How is funnel data archived?
Like most analytics in Matomo, funnel data must be archived before it can be presented in the application. Archiving of funnel data occurs during the normally scheduled archiving process. There are, however, some key differences. For example, instead of calculating funnel analytics and inserting them directly into archive tables, an intermediary table is used to store the initial calculated values. The intermediary log_funnel table is then queried while inserting the data into the archive tables.
Why do we archive funnel data differently?
Since funnels are defined steps, such as specific URL patterns, we need to filter the visit actions based on those specific patterns. This means that Funnels is one of the most complicated and resource intensive plugins to archive data for.
How do we handle funnel archiving efficiently?
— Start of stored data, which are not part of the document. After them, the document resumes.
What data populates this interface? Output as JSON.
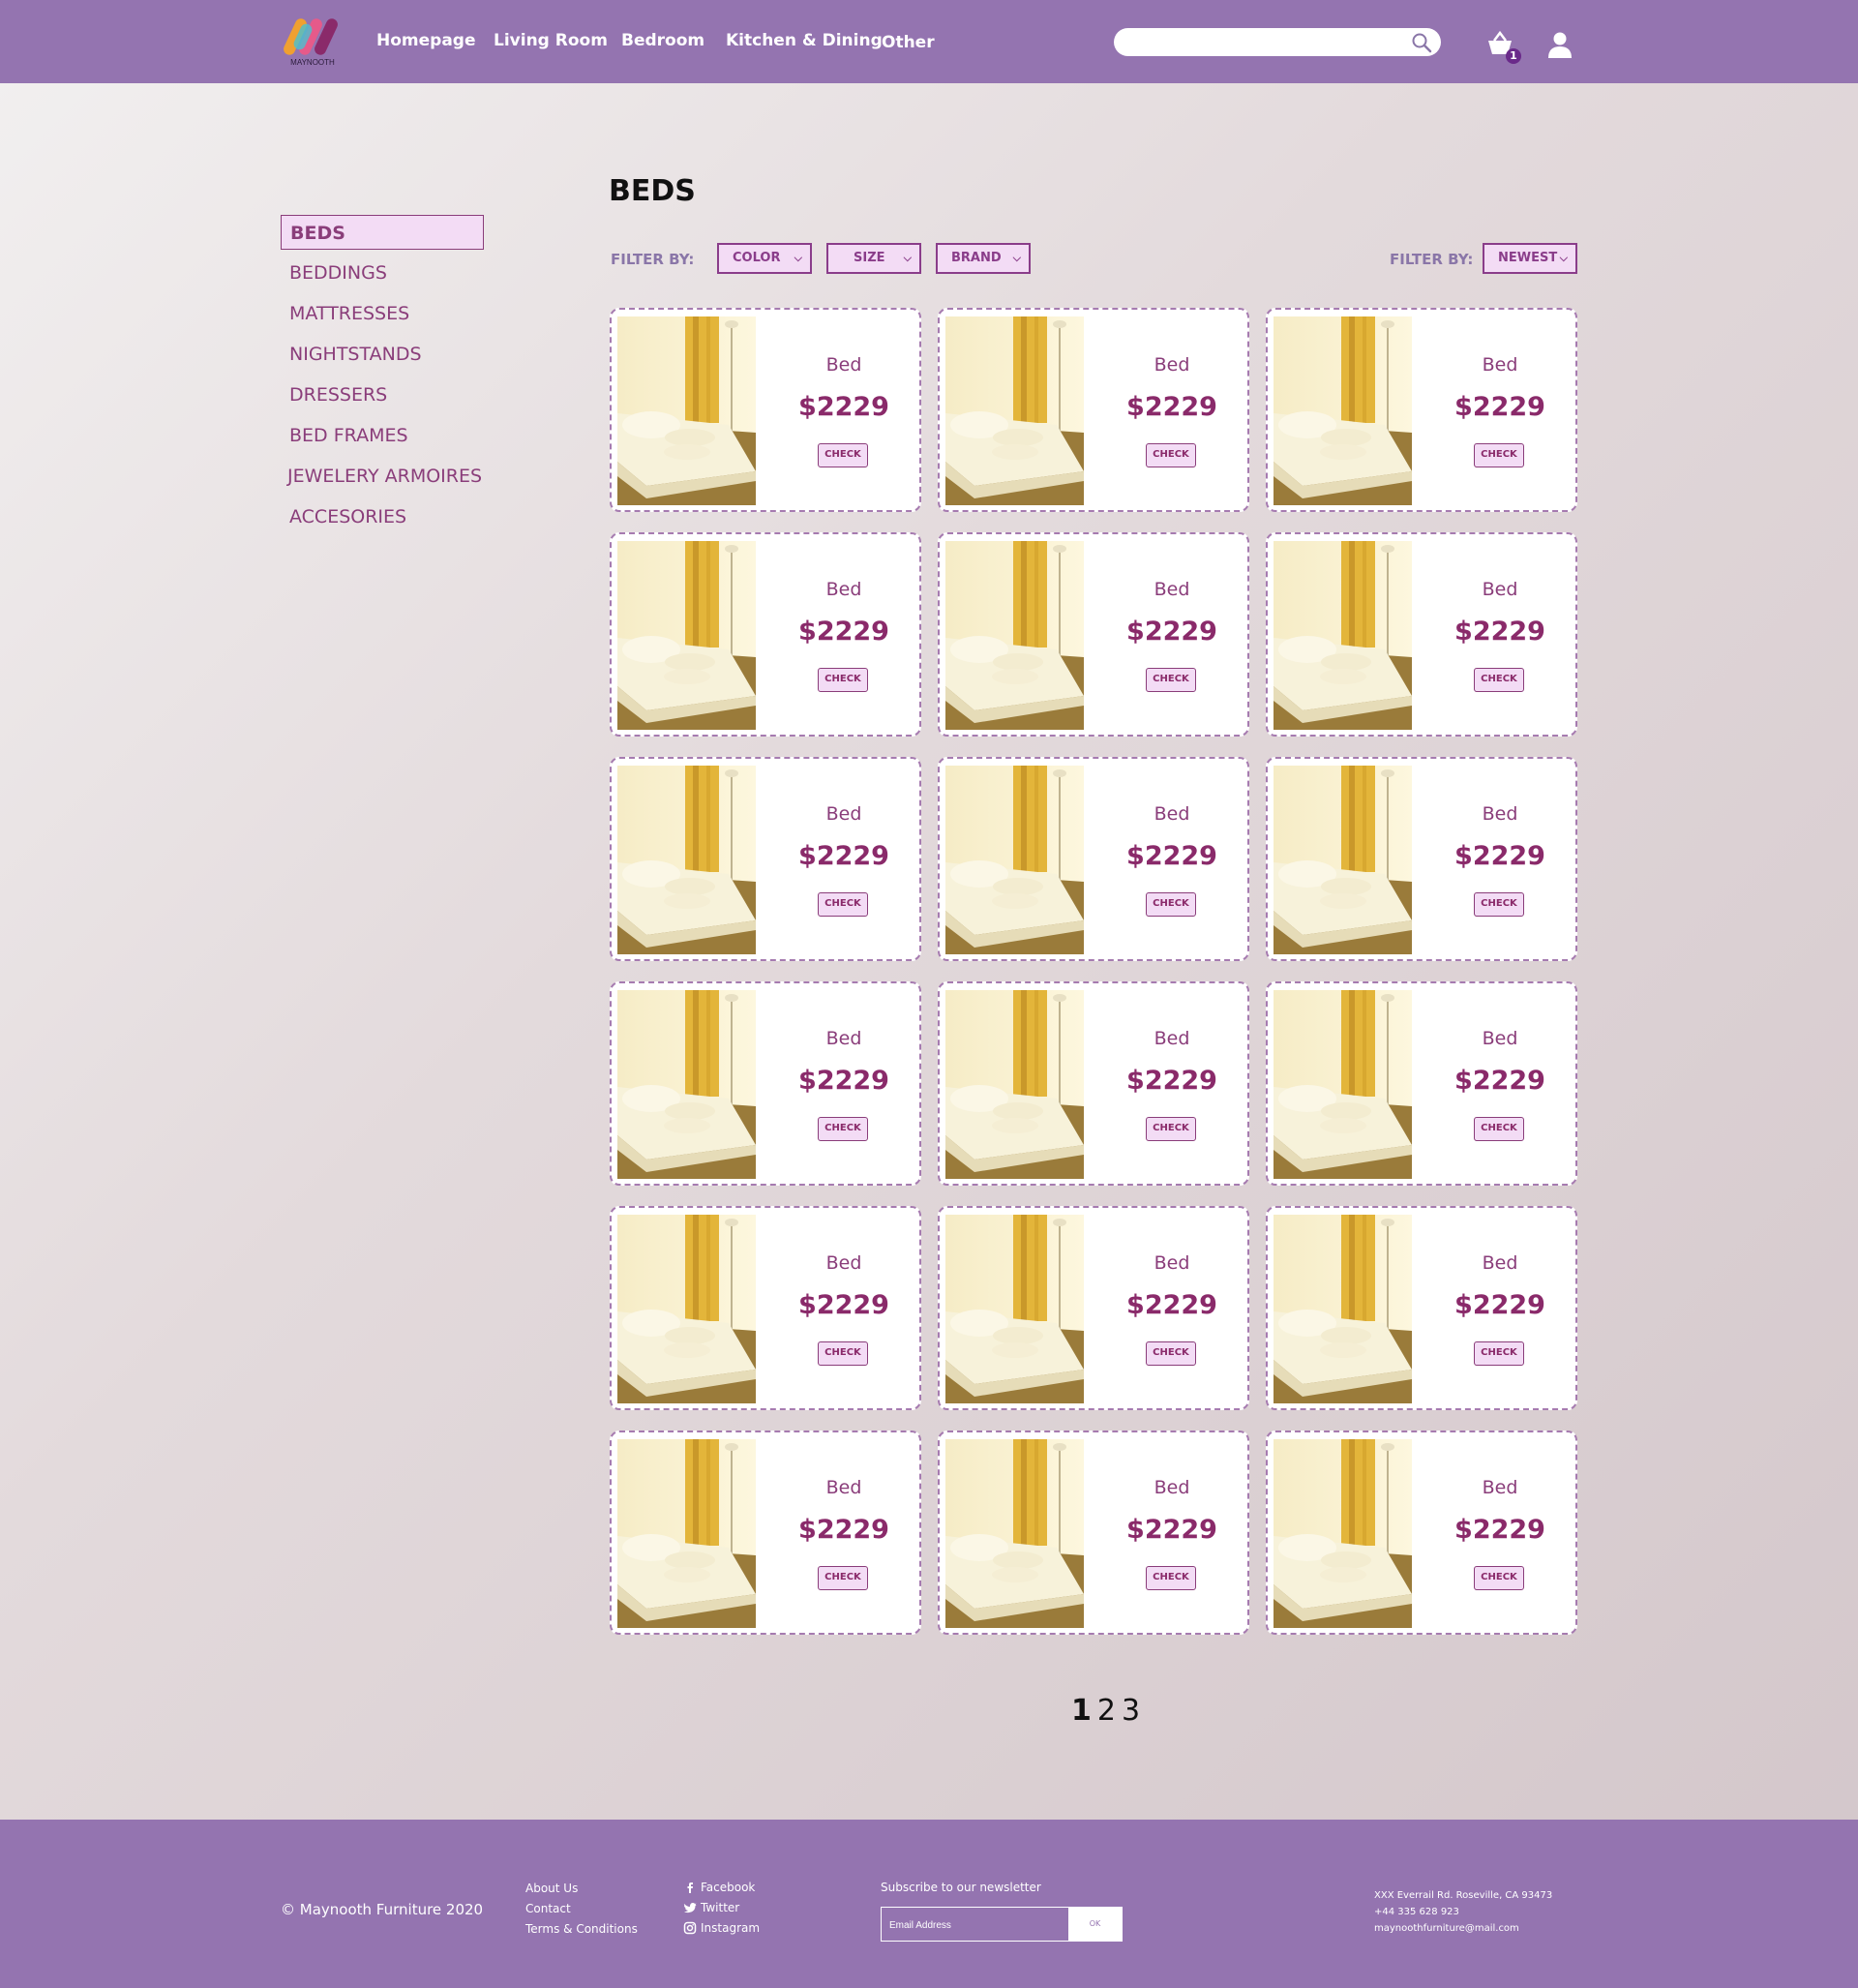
{
  "brand": {
    "name": "MAYNOOTH"
  },
  "nav": [
    {
      "label": "Homepage"
    },
    {
      "label": "Living Room"
    },
    {
      "label": "Bedroom"
    },
    {
      "label": "Kitchen & Dining"
    },
    {
      "label": "Other"
    }
  ],
  "search": {
    "placeholder": ""
  },
  "cart": {
    "count": "1"
  },
  "sidebar": {
    "items": [
      {
        "label": "BEDS",
        "active": true
      },
      {
        "label": "BEDDINGS"
      },
      {
        "label": "MATTRESSES"
      },
      {
        "label": "NIGHTSTANDS"
      },
      {
        "label": "DRESSERS"
      },
      {
        "label": "BED FRAMES"
      },
      {
        "label": "JEWELERY ARMOIRES"
      },
      {
        "label": "ACCESORIES"
      }
    ]
  },
  "main": {
    "title": "BEDS",
    "filter_label": "FILTER BY:",
    "filters": [
      {
        "label": "COLOR"
      },
      {
        "label": "SIZE"
      },
      {
        "label": "BRAND"
      }
    ],
    "sort_label": "FILTER BY:",
    "sort": {
      "label": "NEWEST"
    }
  },
  "products": [
    {
      "name": "Bed",
      "price": "$2229",
      "button": "CHECK"
    },
    {
      "name": "Bed",
      "price": "$2229",
      "button": "CHECK"
    },
    {
      "name": "Bed",
      "price": "$2229",
      "button": "CHECK"
    },
    {
      "name": "Bed",
      "price": "$2229",
      "button": "CHECK"
    },
    {
      "name": "Bed",
      "price": "$2229",
      "button": "CHECK"
    },
    {
      "name": "Bed",
      "price": "$2229",
      "button": "CHECK"
    },
    {
      "name": "Bed",
      "price": "$2229",
      "button": "CHECK"
    },
    {
      "name": "Bed",
      "price": "$2229",
      "button": "CHECK"
    },
    {
      "name": "Bed",
      "price": "$2229",
      "button": "CHECK"
    },
    {
      "name": "Bed",
      "price": "$2229",
      "button": "CHECK"
    },
    {
      "name": "Bed",
      "price": "$2229",
      "button": "CHECK"
    },
    {
      "name": "Bed",
      "price": "$2229",
      "button": "CHECK"
    },
    {
      "name": "Bed",
      "price": "$2229",
      "button": "CHECK"
    },
    {
      "name": "Bed",
      "price": "$2229",
      "button": "CHECK"
    },
    {
      "name": "Bed",
      "price": "$2229",
      "button": "CHECK"
    },
    {
      "name": "Bed",
      "price": "$2229",
      "button": "CHECK"
    },
    {
      "name": "Bed",
      "price": "$2229",
      "button": "CHECK"
    },
    {
      "name": "Bed",
      "price": "$2229",
      "button": "CHECK"
    }
  ],
  "pagination": {
    "pages": [
      "1",
      "2",
      "3"
    ],
    "current": "1"
  },
  "footer": {
    "copyright": "© Maynooth Furniture 2020",
    "links": [
      "About Us",
      "Contact",
      "Terms & Conditions"
    ],
    "social": [
      {
        "label": "Facebook",
        "icon": "facebook-icon"
      },
      {
        "label": "Twitter",
        "icon": "twitter-icon"
      },
      {
        "label": "Instagram",
        "icon": "instagram-icon"
      }
    ],
    "newsletter_label": "Subscribe to our newsletter",
    "email_placeholder": "Email Address",
    "ok_label": "OK",
    "address": [
      "XXX Everrail Rd. Roseville, CA 93473",
      "+44 335 628 923",
      "maynoothfurniture@mail.com"
    ]
  },
  "colors": {
    "header_bg": "#9474b0",
    "accent": "#8a2a6a",
    "active_bg": "#f3dcf5"
  }
}
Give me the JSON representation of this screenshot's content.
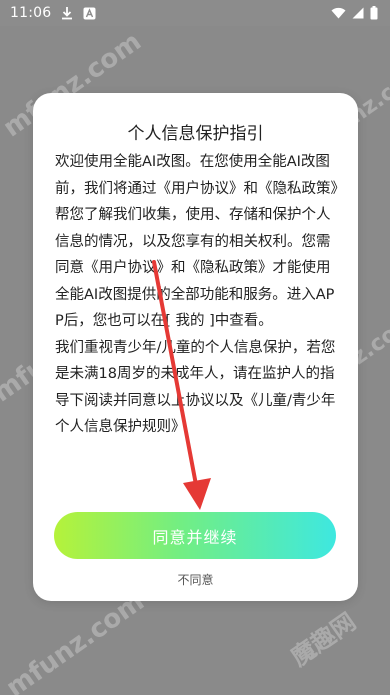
{
  "status_bar": {
    "time": "11:06",
    "icons": [
      "download-icon",
      "app-notification-icon",
      "wifi-icon",
      "signal-icon",
      "battery-icon"
    ]
  },
  "watermarks": [
    "mfunz.com",
    "mfunz.com",
    "mfunz.com",
    "mfunz.com",
    "mfunz.com",
    "魔趣网"
  ],
  "dialog": {
    "title": "个人信息保护指引",
    "paragraph1": "欢迎使用全能AI改图。在您使用全能AI改图前，我们将通过《用户协议》和《隐私政策》帮您了解我们收集，使用、存储和保护个人信息的情况，以及您享有的相关权利。您需同意《用户协议》和《隐私政策》才能使用全能AI改图提供的全部功能和服务。进入APP后，您也可以在[ 我的 ]中查看。",
    "paragraph2": "我们重视青少年/儿童的个人信息保护，若您是未满18周岁的未成年人，请在监护人的指导下阅读并同意以上协议以及《儿童/青少年个人信息保护规则》",
    "agree_label": "同意并继续",
    "disagree_label": "不同意"
  },
  "colors": {
    "overlay": "#8a8a8a",
    "button_gradient": [
      "#b5f23a",
      "#72ee83",
      "#3ee8e0"
    ],
    "annotation_arrow": "#e53935"
  }
}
As mentioned in the page introduction, we use the log_funnel table to record the initial count of visits per step of the funnel. We then query that table to get the final archived data. Starting with version 4.1.2 of the Funnels plugin, we limit how frequently we archive data for the current day. This is based on the time_before_today_archive_considered_outdated config setting, which defaults to 900 seconds, but is 21600 for cloud instances. The time elapsed is calculated using records in the option table with the funnel_archiving_today prefix. The same day limit was actually supposed to be used previously, like in other parts of the application, but must have been overlooked. Another change with version 4.1.2 is that we no longer reuse data in the log_funnel table. Reusing that data helped with efficiency, but led to some inaccuracies. There were times when certain segments were archived with empty results because it was expected for All Visits to archive first, but that isn’t always the case. To remedy this, we now calculate the log_funnel data each time we archive, but we skip archiving if that same day has already recently been archived and no new visit actions have been recorded for that date. We track this using records in the option table with the prefix of max_idlink_va. Another change is that if we have multiple processes trying to archive for the same day, the first process must complete before the next can proceed. If a process is stuck waiting for more than 6 hours, it will log a warning and give up.
How is archive invalidation handled
Invalidating archive data for funnels works as expected. However, there is one difference starting with version 4.1.2 and it’s that invalidation doesn’t invalidate data for today or the previous day since archives for those two days might not be finalised yet.